Speculative plates continue to exist, shrunk to fixed subdivisions, with occasional short-term improvisation, but the overall impact is only equal to a subdivision of the entertainment industry. Speculative traders are diverted to forecast markets, completely new private secondary markets, and there is an unpredicted alternative to 2026: qualified investors。

The third central question that has been raised at the beginning of this paper is how to transform encrypted money into a traditional financial infrastructure, which is ultimately answered in a silent way: the question is completely out of discussion. The liquidation function depends on customizing the payment path, the public chain or a combination of the two, the bottom structure details being clear only to the operating team, and ordinary participants neither know nor care, as if ordinary people would not look into the clearing institutions behind the issuer. The industrial integration, which began gradually at the end of 2026, culminated in the “total invisibility” of the land. The ultimate victory of the financial infrastructure is to become flat and unheeded. What's left in the public view is that the encryption industry, after a cycle of speculation, is really building a core product -- the asset trading market。
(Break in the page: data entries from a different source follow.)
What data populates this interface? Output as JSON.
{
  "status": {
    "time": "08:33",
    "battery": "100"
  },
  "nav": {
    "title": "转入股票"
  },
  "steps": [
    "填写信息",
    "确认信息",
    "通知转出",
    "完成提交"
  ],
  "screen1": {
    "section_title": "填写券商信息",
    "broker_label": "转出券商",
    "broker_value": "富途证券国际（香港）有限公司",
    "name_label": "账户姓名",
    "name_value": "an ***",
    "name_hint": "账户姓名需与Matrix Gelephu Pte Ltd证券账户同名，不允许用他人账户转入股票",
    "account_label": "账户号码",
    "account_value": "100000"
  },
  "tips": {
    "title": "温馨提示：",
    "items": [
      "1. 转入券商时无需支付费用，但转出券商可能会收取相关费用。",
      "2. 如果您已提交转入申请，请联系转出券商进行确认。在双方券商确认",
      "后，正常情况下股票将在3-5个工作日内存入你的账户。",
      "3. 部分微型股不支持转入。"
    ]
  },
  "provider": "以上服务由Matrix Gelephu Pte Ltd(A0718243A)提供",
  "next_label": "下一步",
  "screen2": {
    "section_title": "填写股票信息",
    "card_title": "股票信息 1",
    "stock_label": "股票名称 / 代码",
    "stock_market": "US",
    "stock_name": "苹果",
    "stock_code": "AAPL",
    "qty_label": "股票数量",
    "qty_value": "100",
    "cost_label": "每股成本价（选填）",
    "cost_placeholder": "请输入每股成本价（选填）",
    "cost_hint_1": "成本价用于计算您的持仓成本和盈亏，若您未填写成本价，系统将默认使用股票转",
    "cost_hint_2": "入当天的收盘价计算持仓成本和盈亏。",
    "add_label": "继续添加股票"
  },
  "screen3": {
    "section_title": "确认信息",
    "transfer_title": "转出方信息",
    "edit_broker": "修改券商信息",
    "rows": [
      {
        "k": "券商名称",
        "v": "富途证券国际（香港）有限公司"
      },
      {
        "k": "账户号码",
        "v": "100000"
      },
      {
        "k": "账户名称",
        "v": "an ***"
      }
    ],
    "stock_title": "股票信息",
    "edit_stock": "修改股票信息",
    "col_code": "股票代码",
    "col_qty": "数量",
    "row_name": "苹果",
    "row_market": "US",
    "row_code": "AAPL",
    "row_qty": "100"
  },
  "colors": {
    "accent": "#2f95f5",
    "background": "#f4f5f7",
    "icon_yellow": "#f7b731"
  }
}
So all three of these core issues are answered by the logic of this exercise:

  • What determines the value of the token? The immutable core: the market now eliminates all currencies that do not meet the conditions for legally enforceable claims for proceeds against real assets。
  • How does front-line technology fall into regional chains? Level-II private collection markets complete their landings: SKOs do not themselves need a token, they need only a channel of circulation; when they have access to legal and public publicity, the front-line firms naturally complete their trades。
  • What happens when encrypted money becomes a traditional financial infrastructure? There will be no landmark events, the bottom function will be completely abstract, and the public will no longer discuss the proposition alone。

Part of the reasoning is necessarily biased, as explained at the beginning. The whole logic of the evolution has a core test: if, by the end of 2028, ordinary investors are still not involved in legal channels for the collection of private assets, and all funds are still dependent on the flow of long-term offshore synthetic contracts and sealed products, then the central argument that the industry bottlenecks are in law rather than technology is not valid, and the whole exercise needs to be significantly downgraded。

Just keep an eye on this core variable and check the rest by 2029. I would rather give a clear and perjury prejudicing than a vague one that never goes wrong。